Creating a natural garden

I like to do some short classes and programs for our local Osher Lifelong Learning Institute.

A volunteer-led organization, the classes are taught by volunteers and organized by paid staff members (based in Clemson University's Parks, Recreation, and Tourism Dept.) who are supported through program revenues and endowment income, provided by Bernard Osher, who has provided support for lifelong institutes throughout the U.S. through his foundation.

I offered up a program last fall about creating a natural garden that was well-received, so I did so again.

Yikes, 25 people have signed up (the limit), and one of them recently mentioned to me that the draw for her was visiting my garden.
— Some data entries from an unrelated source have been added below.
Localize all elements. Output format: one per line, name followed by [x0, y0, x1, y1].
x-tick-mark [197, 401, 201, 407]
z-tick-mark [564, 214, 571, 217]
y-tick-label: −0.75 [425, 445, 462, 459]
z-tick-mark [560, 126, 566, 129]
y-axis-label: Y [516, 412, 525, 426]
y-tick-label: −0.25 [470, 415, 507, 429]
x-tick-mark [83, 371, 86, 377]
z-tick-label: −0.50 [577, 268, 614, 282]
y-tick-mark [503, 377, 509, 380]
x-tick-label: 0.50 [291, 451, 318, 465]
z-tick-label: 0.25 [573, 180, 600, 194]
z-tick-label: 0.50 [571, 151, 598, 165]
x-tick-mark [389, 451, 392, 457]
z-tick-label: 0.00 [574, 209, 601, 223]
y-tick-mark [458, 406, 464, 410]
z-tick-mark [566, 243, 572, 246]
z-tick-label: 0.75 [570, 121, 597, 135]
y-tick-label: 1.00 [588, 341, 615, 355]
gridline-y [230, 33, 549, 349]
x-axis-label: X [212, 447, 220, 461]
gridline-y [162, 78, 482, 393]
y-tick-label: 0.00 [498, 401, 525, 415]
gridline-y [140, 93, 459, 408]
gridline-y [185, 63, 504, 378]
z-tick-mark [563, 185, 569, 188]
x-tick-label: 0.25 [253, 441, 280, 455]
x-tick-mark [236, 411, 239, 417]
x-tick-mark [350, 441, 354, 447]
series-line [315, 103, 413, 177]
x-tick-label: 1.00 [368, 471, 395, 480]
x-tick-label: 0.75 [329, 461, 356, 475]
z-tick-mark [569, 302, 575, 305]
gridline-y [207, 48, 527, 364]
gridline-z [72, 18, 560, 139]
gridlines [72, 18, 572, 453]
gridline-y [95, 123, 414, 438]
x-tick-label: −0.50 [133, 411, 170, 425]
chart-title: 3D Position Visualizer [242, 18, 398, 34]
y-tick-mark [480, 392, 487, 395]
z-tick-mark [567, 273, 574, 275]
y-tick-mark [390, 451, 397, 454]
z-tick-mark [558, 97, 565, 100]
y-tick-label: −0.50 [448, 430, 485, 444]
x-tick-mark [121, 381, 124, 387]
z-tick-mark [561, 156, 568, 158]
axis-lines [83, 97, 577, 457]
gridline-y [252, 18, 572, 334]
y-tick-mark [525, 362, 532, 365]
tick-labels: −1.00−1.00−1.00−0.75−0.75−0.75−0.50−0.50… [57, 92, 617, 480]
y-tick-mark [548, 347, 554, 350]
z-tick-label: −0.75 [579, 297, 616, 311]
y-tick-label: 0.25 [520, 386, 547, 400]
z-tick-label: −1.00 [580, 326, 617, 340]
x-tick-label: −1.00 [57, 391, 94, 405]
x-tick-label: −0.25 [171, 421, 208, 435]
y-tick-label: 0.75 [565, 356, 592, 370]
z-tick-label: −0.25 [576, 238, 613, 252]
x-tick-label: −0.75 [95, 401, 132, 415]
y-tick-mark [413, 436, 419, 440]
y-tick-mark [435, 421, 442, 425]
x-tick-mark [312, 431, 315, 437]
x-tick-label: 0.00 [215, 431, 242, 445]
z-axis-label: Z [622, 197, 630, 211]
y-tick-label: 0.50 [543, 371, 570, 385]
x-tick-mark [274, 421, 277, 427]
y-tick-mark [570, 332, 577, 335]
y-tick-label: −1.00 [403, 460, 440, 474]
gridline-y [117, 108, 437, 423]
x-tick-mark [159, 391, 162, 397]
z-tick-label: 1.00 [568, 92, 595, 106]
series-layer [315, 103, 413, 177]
Who knew? Hmm, I was planning to skip that part. But maybe that's a good addition to my presentation about transforming lawns to an interesting mix of native trees, shrubs, and wildflowers, with patches of vegetables?

So, I'm enlisting my gardening companion to tidy up a bit before then.

But, it's a natural garden, after all.


  1. I am sure it will be day hope to be a part of it.

  2. hey get the 25 students to help in the garden. I know I would enjoy it if i took the class. You have a very beautiful garden :D

  3. I can certainly imagine how one would be attracted to your property -- it is naturally beautiful. :)

    Nancy @ Soliloquy

  4. Thanks for the moral support!

    I always try to encourage people to enjoy their gardens and not fret about them (and normally do so myself), but there's something about people coming to visit, hmm.....

    Our garden is perfectly nice (and natural), but it's currently full of more weedy edges than I'd like (I haven't had time to edit this spring), and odd piles of gravel, and a stray leaf pile....

    Oh, well. But again, thanks for the encouraging words.